International researchers have compiled what they say is the world's most complete database of lost, stolen and misplaced nuclear material -- depicting a world awash in weapons-grade uranium and plutonium that nobody can account for.
"It truly is frightening," Lyudmila Zaitseva, a visiting fellow at Stanford University's Institute for International Studies, said on Wednesday. "I think this is the tip of the iceberg."
Stanford announced its database as US senators held a hearing in Washington to assess the threat of "dirty bombs," or radioactive material dispersed by conventional explosives.

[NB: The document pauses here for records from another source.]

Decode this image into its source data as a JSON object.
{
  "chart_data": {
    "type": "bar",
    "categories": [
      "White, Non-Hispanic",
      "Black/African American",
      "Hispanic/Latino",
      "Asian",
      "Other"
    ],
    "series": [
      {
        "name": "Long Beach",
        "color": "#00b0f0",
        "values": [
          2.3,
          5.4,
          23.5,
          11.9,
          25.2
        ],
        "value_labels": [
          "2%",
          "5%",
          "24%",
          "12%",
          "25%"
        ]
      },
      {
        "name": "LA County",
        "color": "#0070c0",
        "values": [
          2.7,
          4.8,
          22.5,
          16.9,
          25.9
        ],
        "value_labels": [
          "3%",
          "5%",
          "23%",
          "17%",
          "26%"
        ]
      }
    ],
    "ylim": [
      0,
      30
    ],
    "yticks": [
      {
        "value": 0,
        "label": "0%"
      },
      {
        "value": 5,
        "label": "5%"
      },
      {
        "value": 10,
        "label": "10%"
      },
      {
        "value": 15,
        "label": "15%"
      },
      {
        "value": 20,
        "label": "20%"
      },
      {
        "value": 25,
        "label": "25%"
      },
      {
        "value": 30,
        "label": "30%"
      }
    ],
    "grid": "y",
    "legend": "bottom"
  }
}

The Stanford program, dubbed the Database on Nuclear Smuggling, Theft and Orphan Radiation Sources, is intended to help governments and international agencies track wayward nuclear material worldwide, supplementing existing national programs that often fail to share data.
The project took on added urgency following the Sept. 11 attacks on New York and Washington, which spurred fears that extremists might seek to use nuclear weapons in the future.

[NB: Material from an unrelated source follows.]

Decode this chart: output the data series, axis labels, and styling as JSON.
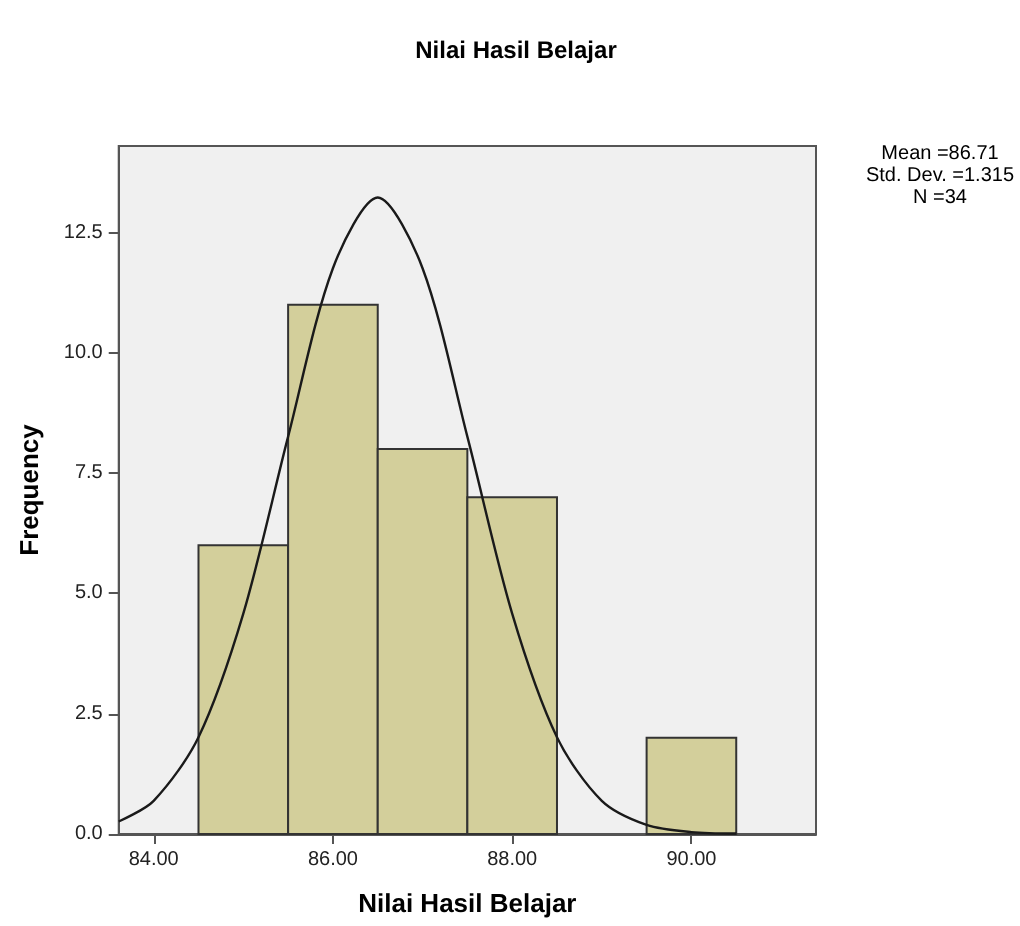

"It blows the mind, the lack of information," said George Bunn, a veteran arms control negotiator and a member of the database group. "What we're trying to say is: `What are the facts?'"
The facts are chilling.
Zaitseva said that at least 40kg of weapons-grade uranium and plutonium had been stolen from poorly protected nuclear facilities in the former Soviet Union. While most of this material subsequently was retrieved, at least 2kg of highly enriched uranium stolen from a reactor in Georgia remains missing.
Other thefts have included several fuel rods that disappeared from a research reactor in the Congo in the mid-1990s. While one of these fuel rods later resurfaced in Italy -- reportedly in the hands of the Mafia -- the other has not been found.
The Stanford group, led by nuclear physicist and arms control researcher Friedrich Steinhausler, decided to form its database after becoming alarmed over the patchy nature of most of the available information.